The CON battle had been raging for years between advocates for the Georgia Hospital Association and specialty operations including the national Cancer Treatment Centers of America chain.

“I’m a free-market person, but health care is not always a free market,” Hufstetler said in explaining the conflict. “There are some people who need to be treated for free and if someone just cherry-picked off the good business, that could leave (hospitals providing indigent care) vulnerable.”

A CON bill in the House failed to cross over to the Senate by the deadline, but he and a cadre of senators focusing on health care improvements tagged provisions to another bill that was still alive.

“Nothing was happening until they said ‘Let the Finance Committee take a run at it,’ and we did ... We got them together and brokered a compromise,” he said.

The major change boosts to $10 million the amount of money a hospital or clinic can spend on a new project without getting a CON. Another element limits the number of competing hospitals who can object to those within a 35-mile radius.

Gov. Brian Kemp signed the legislation, HB 186, Thursday — along with a slew of other healthcare legislation — at a ceremony at CTCA in Newnan. Hufstetler was among the lawmakers invited, but the Rotary Club engagement conflicted.

Kemp said the bills are part of a comprehensive overhaul of the existing health care system to eliminate the failures and prepare for the future.

The legislation “improves access, lowers the cost and increases the quality of care for countless of Georgians, no matter their zip code,” he said.

Hufstetler has served on a number of health care study committees in recent years and is a member of the Senate Health and Human Services Committee.

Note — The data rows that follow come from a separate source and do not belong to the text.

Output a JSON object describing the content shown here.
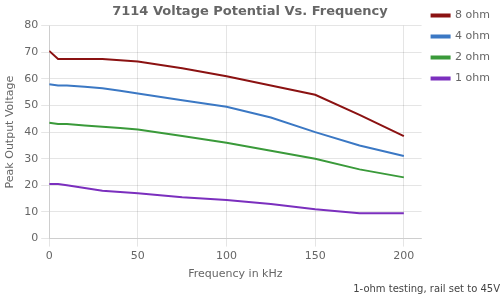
{
  "chart_data": {
    "type": "line",
    "title": "7114 Voltage Potential Vs. Frequency",
    "xlabel": "Frequency in kHz",
    "ylabel": "Peak Output Voltage",
    "annotation": "1-ohm testing, rail set to 45V",
    "x": [
      0,
      5,
      10,
      20,
      30,
      40,
      50,
      75,
      100,
      125,
      150,
      175,
      200
    ],
    "series": [
      {
        "name": "8 ohm",
        "color": "#8B1212",
        "values": [
          70.5,
          67.5,
          67.5,
          67.5,
          67.5,
          67.0,
          66.5,
          64.0,
          61.0,
          57.5,
          54.0,
          46.5,
          38.5
        ]
      },
      {
        "name": "4 ohm",
        "color": "#3B78C4",
        "values": [
          58.0,
          57.5,
          57.5,
          57.0,
          56.5,
          55.5,
          54.5,
          52.0,
          49.5,
          45.5,
          40.0,
          35.0,
          31.0
        ]
      },
      {
        "name": "2 ohm",
        "color": "#3A9A3A",
        "values": [
          43.5,
          43.0,
          43.0,
          42.5,
          42.0,
          41.5,
          41.0,
          38.5,
          36.0,
          33.0,
          30.0,
          26.0,
          23.0
        ]
      },
      {
        "name": "1 ohm",
        "color": "#7B2FBE",
        "values": [
          20.5,
          20.5,
          20.0,
          19.0,
          18.0,
          17.5,
          17.0,
          15.5,
          14.5,
          13.0,
          11.0,
          9.5,
          9.5
        ]
      }
    ],
    "xlim": [
      0,
      210
    ],
    "ylim": [
      0,
      80
    ],
    "xticks": [
      0,
      50,
      100,
      150,
      200
    ],
    "yticks": [
      0,
      10,
      20,
      30,
      40,
      50,
      60,
      70,
      80
    ],
    "grid": true,
    "legend": "right"
  }
}
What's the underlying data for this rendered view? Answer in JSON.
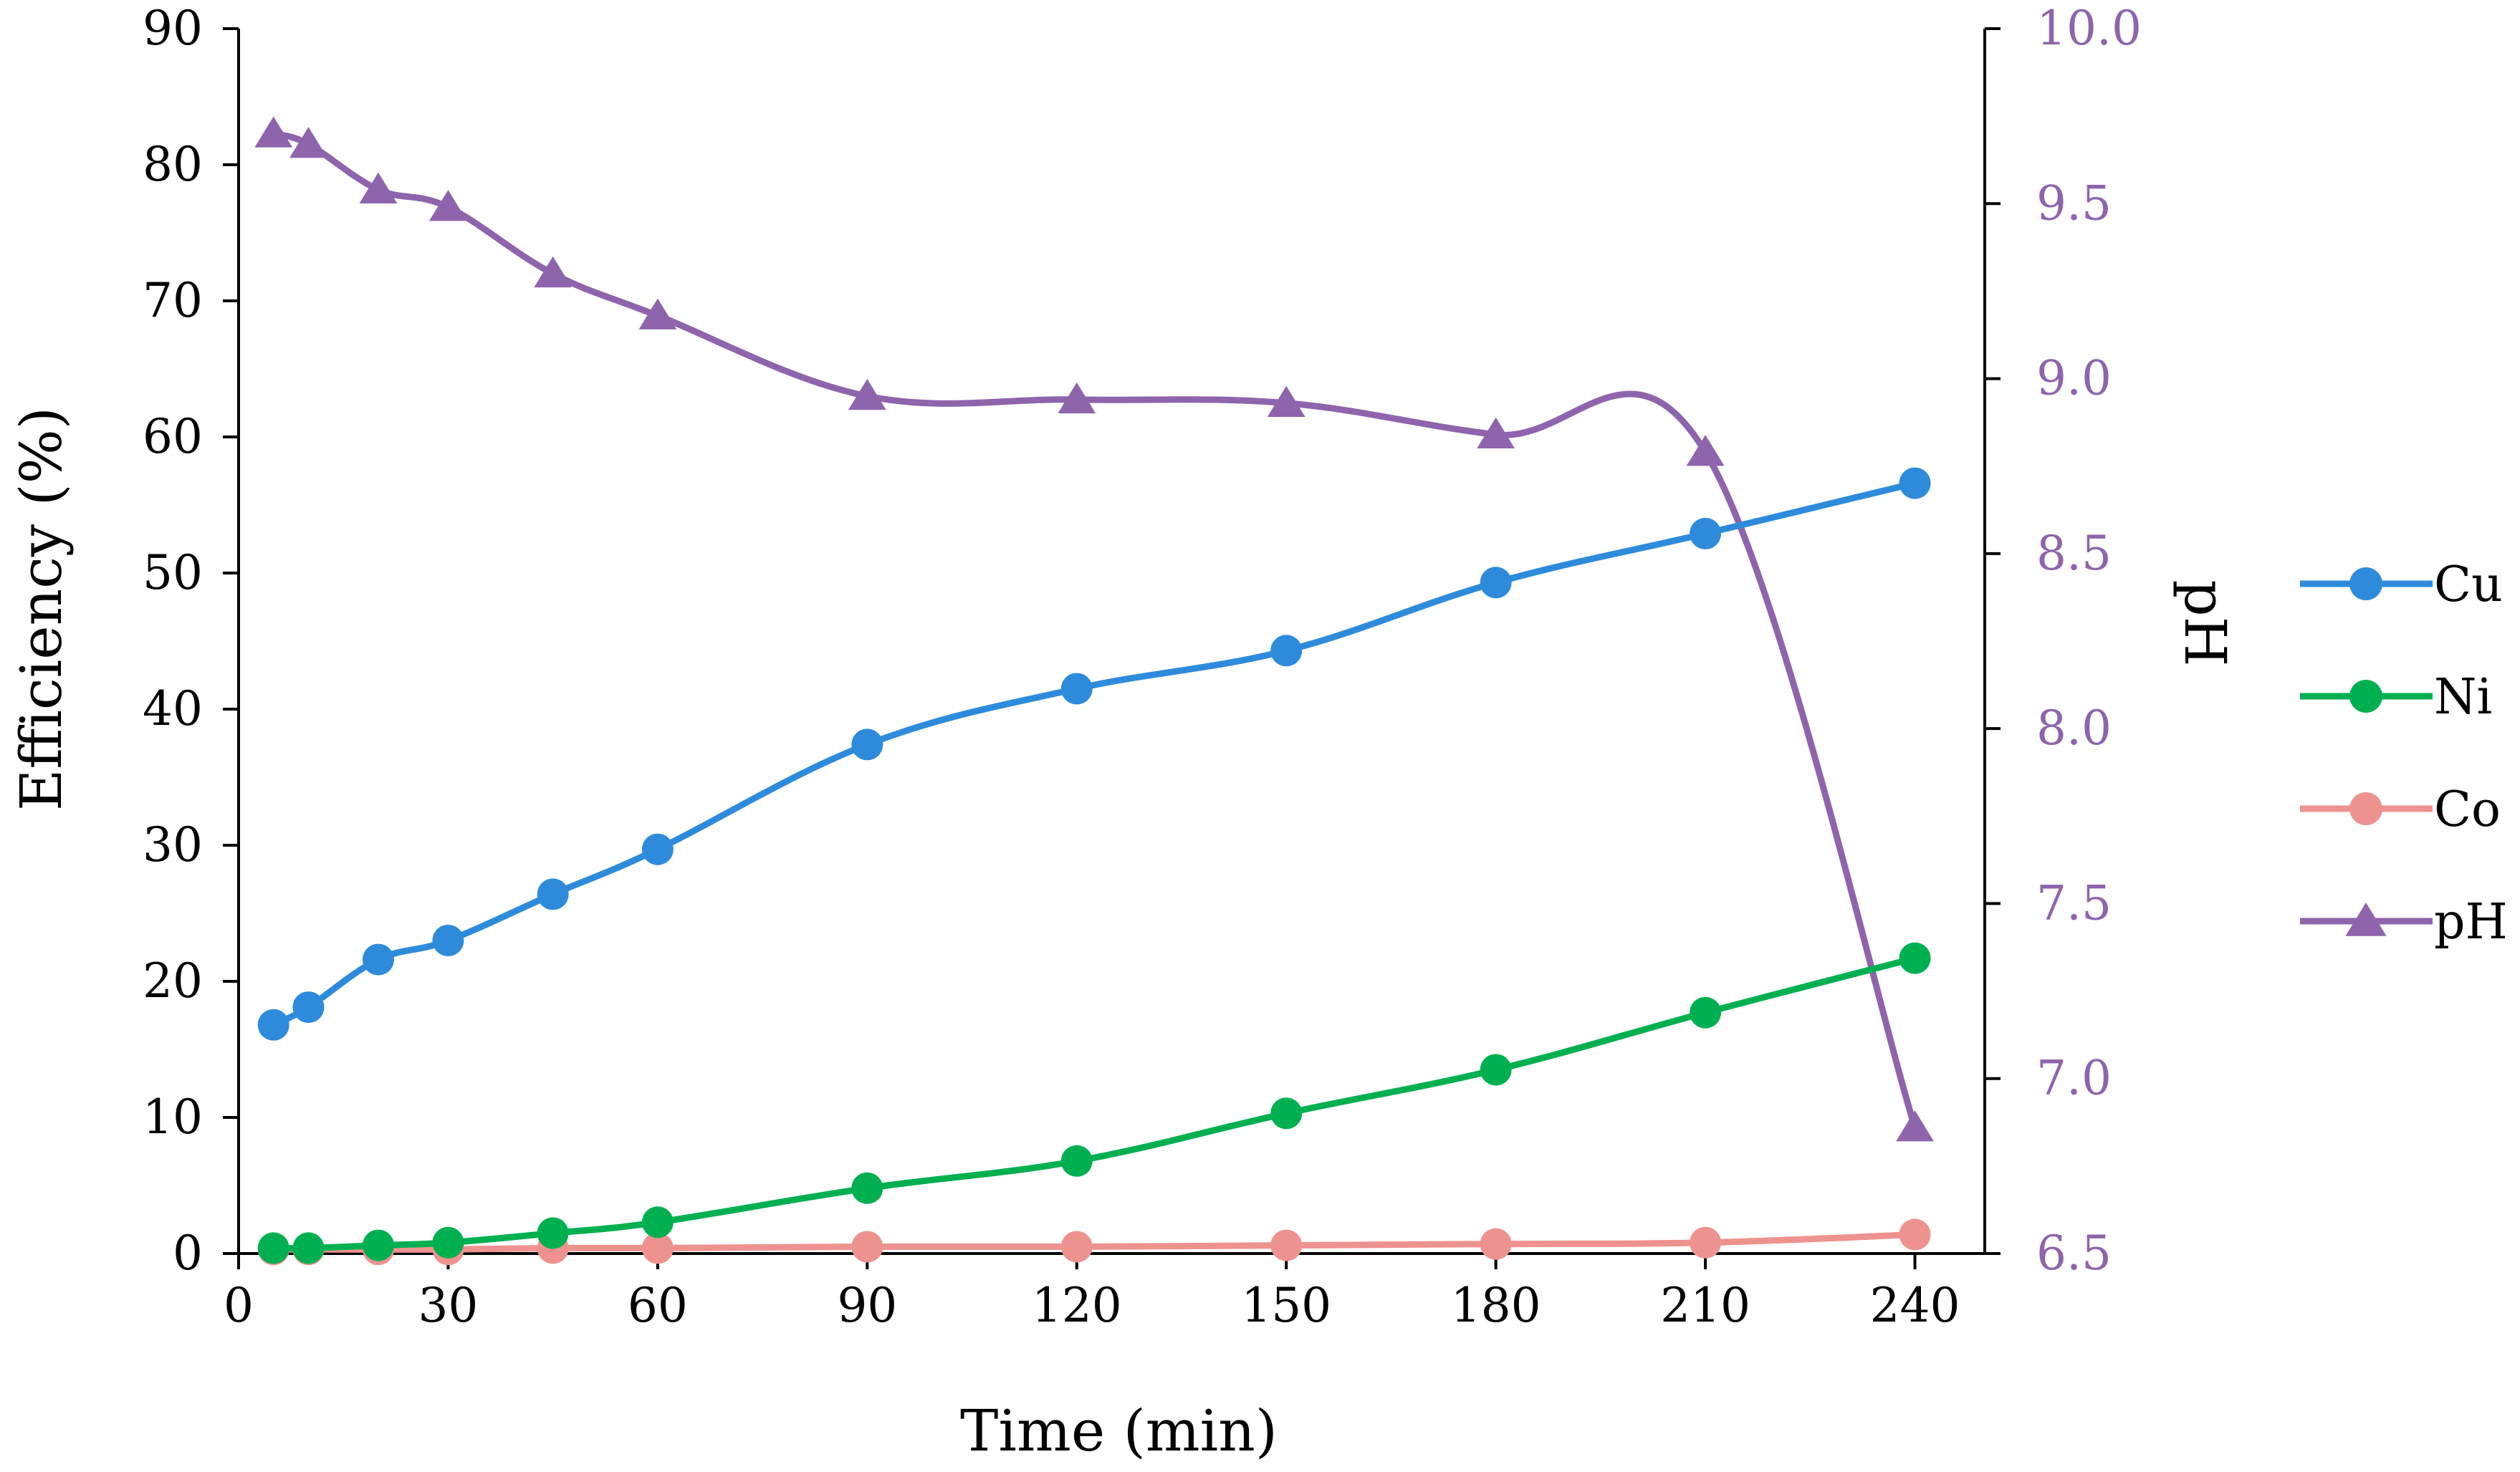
{
  "chart_data": {
    "type": "line",
    "title": "",
    "xlabel": "Time (min)",
    "ylabel": "Efficiency (%)",
    "y2label": "pH",
    "xlim": [
      0,
      250
    ],
    "ylim": [
      0,
      90
    ],
    "y2lim": [
      6.5,
      10.0
    ],
    "xticks": [
      0,
      30,
      60,
      90,
      120,
      150,
      180,
      210,
      240
    ],
    "xtick_labels": [
      "0",
      "30",
      "60",
      "90",
      "120",
      "150",
      "180",
      "210",
      "240"
    ],
    "yticks": [
      0,
      10,
      20,
      30,
      40,
      50,
      60,
      70,
      80,
      90
    ],
    "ytick_labels": [
      "0",
      "10",
      "20",
      "30",
      "40",
      "50",
      "60",
      "70",
      "80",
      "90"
    ],
    "y2ticks": [
      6.5,
      7.0,
      7.5,
      8.0,
      8.5,
      9.0,
      9.5,
      10.0
    ],
    "y2tick_labels": [
      "6.5",
      "7.0",
      "7.5",
      "8.0",
      "8.5",
      "9.0",
      "9.5",
      "10.0"
    ],
    "grid": false,
    "legend_position": "right",
    "x": [
      5,
      10,
      20,
      30,
      45,
      60,
      90,
      120,
      150,
      180,
      210,
      240
    ],
    "series": [
      {
        "name": "Cu",
        "axis": "left",
        "marker": "circle",
        "color": "#2E8BDB",
        "values": [
          16.8,
          18.1,
          21.6,
          23.0,
          26.4,
          29.7,
          37.4,
          41.5,
          44.3,
          49.3,
          52.9,
          56.6
        ]
      },
      {
        "name": "Ni",
        "axis": "left",
        "marker": "circle",
        "color": "#00B050",
        "values": [
          0.4,
          0.4,
          0.6,
          0.8,
          1.5,
          2.3,
          4.8,
          6.8,
          10.3,
          13.5,
          17.7,
          21.7
        ]
      },
      {
        "name": "Co",
        "axis": "left",
        "marker": "circle",
        "color": "#EE9290",
        "values": [
          0.3,
          0.3,
          0.3,
          0.3,
          0.4,
          0.4,
          0.5,
          0.5,
          0.6,
          0.7,
          0.8,
          1.4
        ]
      },
      {
        "name": "pH",
        "axis": "right",
        "marker": "triangle",
        "color": "#8E64AC",
        "values": [
          9.7,
          9.67,
          9.54,
          9.49,
          9.3,
          9.18,
          8.95,
          8.94,
          8.93,
          8.84,
          8.79,
          6.86
        ]
      }
    ],
    "colors": {
      "axis": "#000000",
      "right_axis": "#8E64AC"
    }
  }
}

He told Rotarians about several bills Kemp signed Thursday that he co-sponsored or worked on behind the scenes.

HB 287, which he carried in the Senate, provides tax credits for community-based faculty physicians and nurses who provide uncompensated training to medical students.

Hufstetler said many local professionals give their time to an internship program and he vetted the provisions through Dr. Leonard Reeves, dean of the Medical College of Georgia’s Northwest Georgia Clinical Campus in Rome.

He also hailed SB 16, which makes it easier for some specialists licensed in other states to get licensed in Georgia, and SB 18, which addresses direct primary care.

“If someone wants to contract with an independent physician — it’s usually around $50 a month — it’s not an insurance issue (anymore),” he said.

There also are new exceptions for step-therapy, “insurance companies forcing people to use a cheaper, inferior drug before they authorize the one that works,” he said.

A question about narrow networks, which refers to places where patients have limited options for in-network treatment, led Hufstetler to promise to keep pushing.

His legislation to limit balance billing that sticks patients — often in emergency situations — with the difference between in-network and out-of-network charges, met with resistance but remains alive.

“I was disappointed about that,” he said. “The out-of-network surprise billing legislation is sitting in the House for next session. I’ve been told by House members if (the committee chairman) would ever let it get to the floor it would pass. But he has, so far, blocked it.”

Rep. Richard H. Smith, R-Columbus, who chairs the House insurance committee, favors legislation requiring health care facilities to disclose out-of-network providers and their fees if a patient asks.

Hufstetler wants to take the patient out of the mix and provide incentives for the insurer and provider to work it out.